A nurse is completing a newborn assessment and observes small pearly white nodules on the roof of the newborn's mouth. This finding is a characteristic of which of the following conditions? A. Mongolian spots B. Milia spots C. Erythema toxicum D. Epstein's pearls

D. Epstein's pearls - Epstein's pearls are small yellow-white nodules that appear on the roof of a newborn's mouth. Incorrect answers: A. Mongolian spots are areas of darkened pigmentation that occur on the back or sacrum. B. Milia are small pearly white bumps that occur on the nose due to clogged sebaceous glands. C. Erythema toxicum is a transient maculopapular rash seen in newborns.
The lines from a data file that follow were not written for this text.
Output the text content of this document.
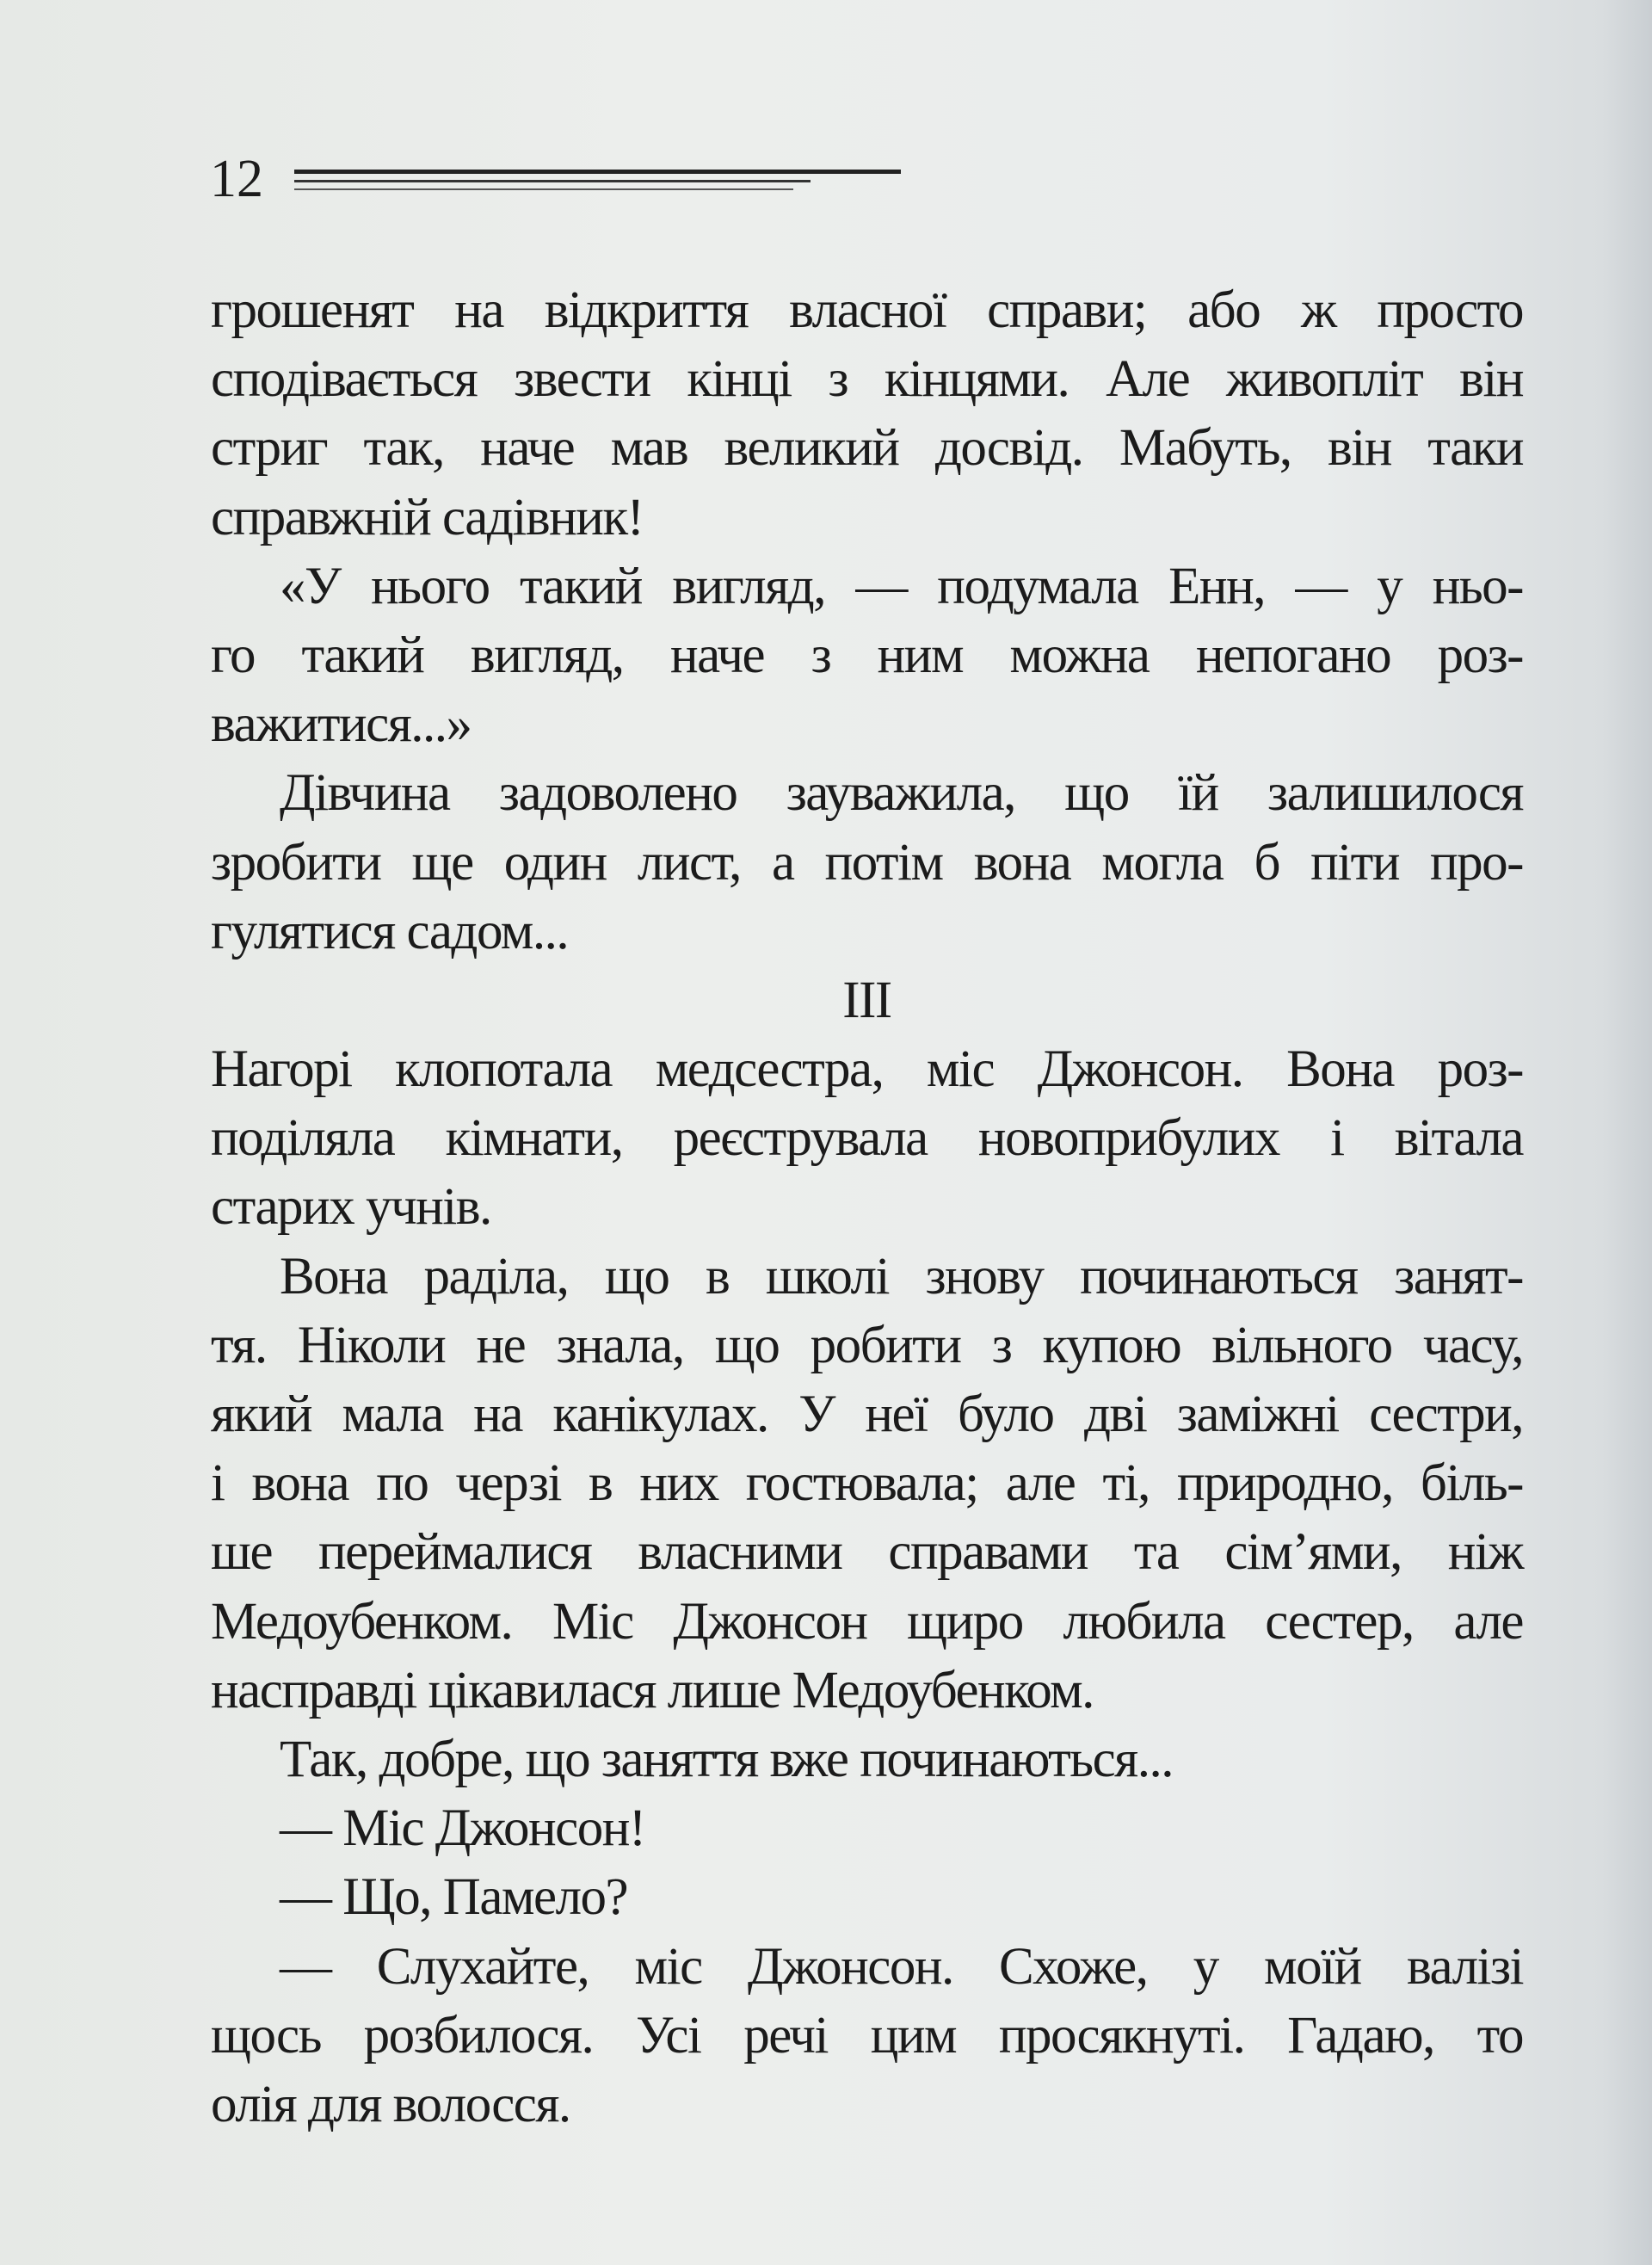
12
грошенят на відкриття власної справи; або ж просто
сподівається звести кінці з кінцями. Але живопліт він
стриг так, наче мав великий досвід. Мабуть, він таки
справжній садівник!
«У нього такий вигляд, — подумала Енн, — у ньо-
го такий вигляд, наче з ним можна непогано роз-
важитися...»
Дівчина задоволено зауважила, що їй залишилося
зробити ще один лист, а потім вона могла б піти про-
гулятися садом...
III
Нагорі клопотала медсестра, міс Джонсон. Вона роз-
поділяла кімнати, реєструвала новоприбулих і вітала
старих учнів.
Вона раділа, що в школі знову починаються занят-
тя. Ніколи не знала, що робити з купою вільного часу,
який мала на канікулах. У неї було дві заміжні сестри,
і вона по черзі в них гостювала; але ті, природно, біль-
ше переймалися власними справами та сім’ями, ніж
Медоубенком. Міс Джонсон щиро любила сестер, але
насправді цікавилася лише Медоубенком.
Так, добре, що заняття вже починаються...
— Міс Джонсон!
— Що, Памело?
— Слухайте, міс Джонсон. Схоже, у моїй валізі
щось розбилося. Усі речі цим просякнуті. Гадаю, то
олія для волосся.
A nurse is assessing the reflexes of a newborn. In checking for the Moro reflex, the nurse should perform which of the following? A. Hold the newborn vertically under arms and allow one foot to touch table. B. Stimulate the pads of the newborn's hands with stroking or massage. C. Stimulate the soles of the newborn's feet on the outer lateral surface of each foot. D. Hold the newborn in a semi-sitting position, then allow the newborn's head and trunk to fall backward.

D. Hold the newborn in a semi-sitting position, then allow the newborn's head and trunk to fall backward. Incorrect answers: A. Holding the newborn vertically under the arms and allowing one foot to touch the table elicits the stepping reflex. B. Stimulating the pads of the newborn's hands elicits the grasp reflex. C. Stimulating the outer lateral portion of the newborn's soles elicits the Babinski reflex.

A nurse is caring for a client who has a soft uterus and increased lochial flow. Which of the following medications should the nurse plan to administer to promote uterine contractions? A. Terbutaline B. Nifedipine C. Magnesium sulfate D. Methylergonovine

D. Methylergonovine Incorrect Answers: A. The nurse should administer terbutaline, a smooth muscle relaxant, to a client who is experiencing preterm labor. B. The nurse should administer nifedipine, a smooth muscle relaxant, to a client who is experiencing preterm labor. C. The nurse should administer magnesium sulfate to a client who has preeclampsia to lower blood pressure and minimize the risk of seizures.